Shutdown aux Etats-Unis: Contraints de se nourrir aux banques alimentaires

 

Jamais jusqu’ici ils n’avaient eu besoin de se ravitailler dans une banque alimentaire. Mais après un mois de «shutdown» partiel de l’administration fédérale, des dizaines de fonctionnaires se pressaient mardi à Brooklyn pour s’approvisionner en produits de première nécessité.

Parmi eux, des employés des douanes, des impôts ou de l’agence fédérale de gestion des urgences, au chômage technique depuis le 22 décembre.

D’autres, gardiens de prison ou agents de la sécurité dans les transports jugés indispensables, sont obligés d’aller travailler sans être payés. Certains profitaient de leur pause-déjeuner, d’autres d’un peu de leur temps libre, pour se ravitailler.
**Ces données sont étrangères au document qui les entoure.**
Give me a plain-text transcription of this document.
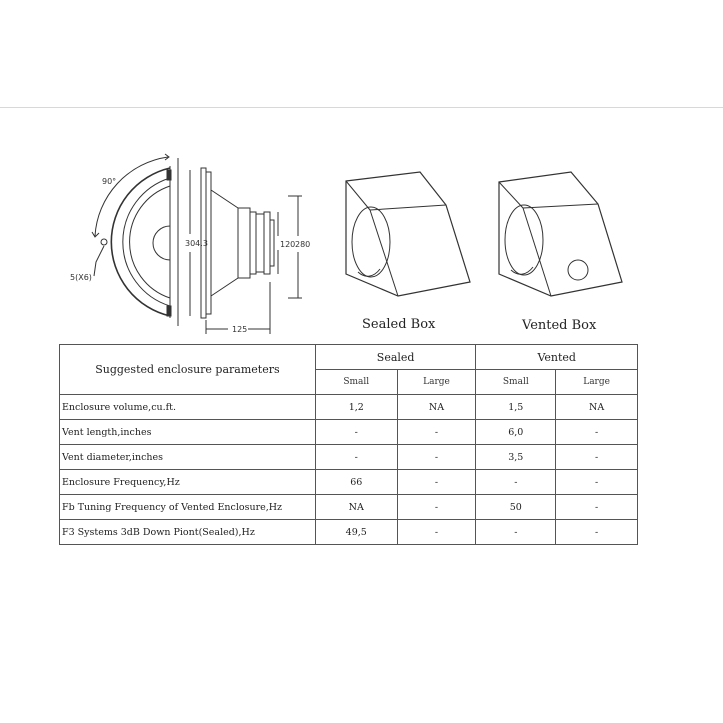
90°
5(X6)
304.3	120 280
125	Sealed Box	Vented Box
Suggested enclosure parameters	Sealed		Vented	
	Small	Large	Small	Large
Enclosure volume,cu.ft.	1,2	NA	1,5	NA
Vent length,inches	-	-	6,0	-
Vent diameter,inches	-	-	3,5	-
Enclosure Frequency,Hz	66	-	-	-
Fb Tuning Frequency of Vented Enclosure,Hz	NA	-	50	-
F3 Systems 3dB Down Piont(Sealed),Hz	49,5	-	-	-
Dans le hall d’entrée du célèbre Barclays Center, plus habitué à accueillir des concerts et des rencontres sportives que des opérations caritatives, des bénévoles ont procédé à la distribution quelques heures durant.

Sur une première table, les fonctionnaires se sont inscrits. Aux suivantes, ils ont pris des sacs pleins de boites de conserves, de pommes de terre, de poulet, de raisin, de lait et de produits d’hygiène de base.

«Ne pas toucher le fond»

«Honnêtement, je suis venue me servir. Tout ce qui me permet d’économiser et de garder mon argent pour d’autres choses, c’est ce que j’essaie de faire», dit Antoinette Peek-Williams, du Service des douanes et de protection des frontières, venue de Harlem, à plus d’une heure en métro.

Depuis le début de l’impasse budgétaire entre Congrès et Maison Blanche, cette employée de 62 ans vit «au jour le jour, surveillant ce que je mange, surveillant ce que je dépense (…) en priant pour qu’ils prennent une décision rapidement».

Elle espère reprendre le travail le 1er février. «Je garde espoir car, sans espoir, vous n’avez plus rien», relève cette mère d’une étudiante à l’université.

«Ça devient difficile», confie aussi Chanté Johnson, 48 ans, administratrice pour le service des impôts. «Filet de sécurité, économies», «on arrive à la fin», souligne-t-elle. «Il faut essayer de ne pas toucher le fond».

Celle qui subvient aux besoins de sa fille et de sa mère dit mal dormir et manger moins sainement depuis qu’elle ne travaille plus. «J’espère que cela va se terminer demain», dit-elle sans y croire.

Pour ceux qui sont obligés de travailler sans paie dans l’immédiat, la situation est plus tendue encore. Contraints à un devoir de réserve, ils ne peuvent témoigner qu’anonymement. «C’est très stressant», confie une mère célibataire de 39 ans, gardienne à la prison fédérale de Brooklyn, venue chercher pendant sa pause-déjeuner de quoi préparer «deux-trois repas».

Sa fille est en dernière année au lycée et, en cette saison où se préparent les dossiers de candidature pour les universités, elle se désole de ne pouvoir payer les frais requis.

Comme une catastrophe naturelle

Elle a obtenu, moyennant une pénalité, le report du paiement de l’abonnement de son téléphone portable, obligatoire pour son travail. Elle a calculé qu’elle ne pourrait plus tenir après mi-février: «Après ça, je n’aurai plus d’essence pour aller travailler».

Dans une ville où la flambée des loyers a placé de nombreuses familles en état de précarité, le «shutdown» a aggravé la situation, explique Francisco Tezen, un responsable de l’association Food Bank for New York City, à l’origine, avec l’aide d’entreprises sponsors, de la distribution de mardi.

«C’est quelque chose d’inédit, presque équivalent à ce qu’il faut mettre en place pour une catastrophe naturelle», assure M. Tezen, qui avait rassemblé l’équivalent de 1.000 repas mardi et qui prépare d’autres distributions pour les fonctionnaires dans les prochains jours.

«Nous pouvons aider mais nous ne pouvons pas être un antidote à l’impasse (budgétaire) ou à une mauvaise politique», souligne-t-il.

Beaucoup de fonctionnaires fédéraux à New York, bastion démocrate, identifient clairement le président républicain Donald Trump comme responsable de ce blocage. La situation migratoire à la frontière mexicaine «n’est pas si grave» qu’il faille dépenser 5,7 milliards de dollars pour construire un mur – réclamé par le président mais rejeté par l’opposition -, juge notamment Chanté Johnson.

«Je dis à mes collègues: que s’est-il passé? A-t-il été battu par un Mexicain quand il était petit pour être si acharné?», dit-elle. «Négociez et laissez-nous reprendre le travail que nous aimons!»